Being productive doesn't work without a certain amount of freedom and it definitely requires a pleasant atmosphere in your daily working life.

MySQL tries to find new employees who are already dedicated to MySQL's products and databasing in general, providing the best chances that new employees are motivated to create improvement. Most employees work from their home office which gives an employee the possibility to set up the working environment according to personal needs. Working times are more flexible - people work best at different hours, so everyone can find the working times that suit him/her best (e.g., I'm a completely night person, I could not find a company that allows me to work during night somewhere around my place). And being an Open Source company which represents open mindedness by definition makes pretty much sure that ideologies that I found in my former company don't have a chance.

Just see this - no manager from my former company would never have written or said something like Zack in his article.

I have seen two very different ways and it's easy to see which one works much better ;-).

Wednesday, August 09, 2006

PHP 5 Certification exam available soon

A new and updated version of the Zend PHP Certification is on the way and will be available starting August, 31st:

Zend PHP 5 Certification Page

It's a complete rewrite, but the exam will still (as with the PHP 4 exam) cover 70 questions in 90 minutes. A new Study Guide will be available starting September and current PHP 4 certified people will get a discount for the PHP 5 exam.

To get detailed information, you can also listen to the Webcast Recordings at the phparch.com website.

And for those who prefer taking a MySQL 5 certification, there's also information available for you :-).

Too many connections

Here's another good rule about using MySQL in your application:

Never let your application access the MySQL server with a user that has SUPER privileges (at least unless there's a VERY good reason to do it).

There may be more reasons for that but one is that it might stop your root user from accessing the server if all allowed connections are being used (the "Too many connections" error).

Here's what the manual says:

"mysqld actually allows max_connections+1 clients to connect. The extra connection is reserved for use by accounts that have the SUPER privilege. By granting the SUPER privilege to administrators and not to normal users (who should not need it), an administrator can connect to the server and use SHOW PROCESSLIST to diagnose problems even if the maximum number of unprivileged clients are connected."

But if your application user also has SUPER privileges, this might have used that one extra connection that should be reserved for that purpose.

Friday, August 04, 2006

A good application starts with good database design

... and most important - good use of SQL!

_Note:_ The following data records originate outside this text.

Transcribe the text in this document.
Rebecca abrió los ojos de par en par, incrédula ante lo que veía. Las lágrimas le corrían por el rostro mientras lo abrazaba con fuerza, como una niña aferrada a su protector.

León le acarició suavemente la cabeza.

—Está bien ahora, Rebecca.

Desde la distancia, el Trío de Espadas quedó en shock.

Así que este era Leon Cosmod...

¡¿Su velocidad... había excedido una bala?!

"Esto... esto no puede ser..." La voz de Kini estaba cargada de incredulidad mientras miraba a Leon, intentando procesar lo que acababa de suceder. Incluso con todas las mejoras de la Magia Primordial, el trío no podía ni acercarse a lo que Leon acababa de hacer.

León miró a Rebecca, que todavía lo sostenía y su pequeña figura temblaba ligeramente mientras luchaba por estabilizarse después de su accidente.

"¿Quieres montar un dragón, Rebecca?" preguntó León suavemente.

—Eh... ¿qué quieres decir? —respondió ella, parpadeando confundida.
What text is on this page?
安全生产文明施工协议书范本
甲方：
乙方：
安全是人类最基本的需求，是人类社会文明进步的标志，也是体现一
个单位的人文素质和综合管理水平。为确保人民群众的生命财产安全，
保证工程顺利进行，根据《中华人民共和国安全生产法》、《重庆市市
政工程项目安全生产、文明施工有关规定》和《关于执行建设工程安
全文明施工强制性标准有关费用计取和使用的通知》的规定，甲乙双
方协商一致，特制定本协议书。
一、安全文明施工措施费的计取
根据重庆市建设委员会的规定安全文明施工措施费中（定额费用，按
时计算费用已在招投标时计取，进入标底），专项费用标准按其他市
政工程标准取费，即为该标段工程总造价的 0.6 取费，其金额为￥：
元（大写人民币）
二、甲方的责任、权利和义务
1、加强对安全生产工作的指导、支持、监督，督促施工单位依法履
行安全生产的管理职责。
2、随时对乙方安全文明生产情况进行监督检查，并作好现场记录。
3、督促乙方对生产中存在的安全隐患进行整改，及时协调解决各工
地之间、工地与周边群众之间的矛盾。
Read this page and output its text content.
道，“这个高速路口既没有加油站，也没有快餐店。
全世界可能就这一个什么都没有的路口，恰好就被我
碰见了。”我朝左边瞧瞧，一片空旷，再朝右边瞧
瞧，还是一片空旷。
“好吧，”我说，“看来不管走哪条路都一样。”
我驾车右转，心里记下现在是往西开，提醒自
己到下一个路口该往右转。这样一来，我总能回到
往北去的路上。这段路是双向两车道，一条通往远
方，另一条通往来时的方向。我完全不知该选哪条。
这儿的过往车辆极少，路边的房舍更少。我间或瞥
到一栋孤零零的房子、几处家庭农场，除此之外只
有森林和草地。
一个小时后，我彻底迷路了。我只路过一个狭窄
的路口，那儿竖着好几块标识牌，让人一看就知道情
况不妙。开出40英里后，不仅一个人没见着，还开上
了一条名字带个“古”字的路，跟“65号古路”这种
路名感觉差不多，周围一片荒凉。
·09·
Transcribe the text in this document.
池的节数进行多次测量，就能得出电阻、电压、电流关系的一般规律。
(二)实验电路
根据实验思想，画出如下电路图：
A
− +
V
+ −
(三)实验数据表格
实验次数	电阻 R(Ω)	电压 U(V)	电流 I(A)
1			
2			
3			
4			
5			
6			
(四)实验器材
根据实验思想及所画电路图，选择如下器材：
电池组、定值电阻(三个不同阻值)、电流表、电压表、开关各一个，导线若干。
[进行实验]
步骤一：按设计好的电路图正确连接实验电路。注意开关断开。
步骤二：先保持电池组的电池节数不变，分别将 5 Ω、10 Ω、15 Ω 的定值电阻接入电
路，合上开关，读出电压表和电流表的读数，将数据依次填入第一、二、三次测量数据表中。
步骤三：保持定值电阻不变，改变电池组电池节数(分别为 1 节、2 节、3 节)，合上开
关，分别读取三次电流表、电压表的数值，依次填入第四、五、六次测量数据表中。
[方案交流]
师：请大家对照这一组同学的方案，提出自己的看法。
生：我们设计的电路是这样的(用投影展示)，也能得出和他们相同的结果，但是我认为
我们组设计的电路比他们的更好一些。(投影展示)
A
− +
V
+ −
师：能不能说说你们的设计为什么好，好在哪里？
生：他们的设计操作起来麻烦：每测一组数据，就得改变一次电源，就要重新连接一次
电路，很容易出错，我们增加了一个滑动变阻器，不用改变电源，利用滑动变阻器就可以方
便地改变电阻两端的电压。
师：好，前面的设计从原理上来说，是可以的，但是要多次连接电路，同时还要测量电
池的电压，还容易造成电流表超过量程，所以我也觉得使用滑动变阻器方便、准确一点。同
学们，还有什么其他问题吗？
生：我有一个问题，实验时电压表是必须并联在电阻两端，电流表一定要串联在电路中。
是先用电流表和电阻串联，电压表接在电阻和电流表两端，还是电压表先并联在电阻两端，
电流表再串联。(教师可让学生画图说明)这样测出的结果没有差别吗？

That doesn't sound surprising, I guess.

Recently, Giuseppe Maxia provided a good hint (An ugly query should be a warning bell) how to get an indicator that something is wrong with your query. I would like to add a hint to help you find out that something is wrong with the way you use your database inside your application. Just ask yourself the following question:

How much of my client side code is there just to get the data that I got from the database into the form that I need in my application?

Your answer should be: very little.

In most cases, SQL provides the capabilities to get out of the database exactly what you need. Needless to say that it's most important to normalize your data. It's not a bad sign if you end up with complex queries and joins that bind together several tables (just take care that your queries don't look like Giuseppe's negative example ;-)). Place the correct indexes to make sure that these queries still perform well when there are thousands and millions of records in the tables. There are many rules about good database design and they exist for a good reason.

But the message of my words shall be: don't waste hundreds of client side code lines to do what one SQL query can do!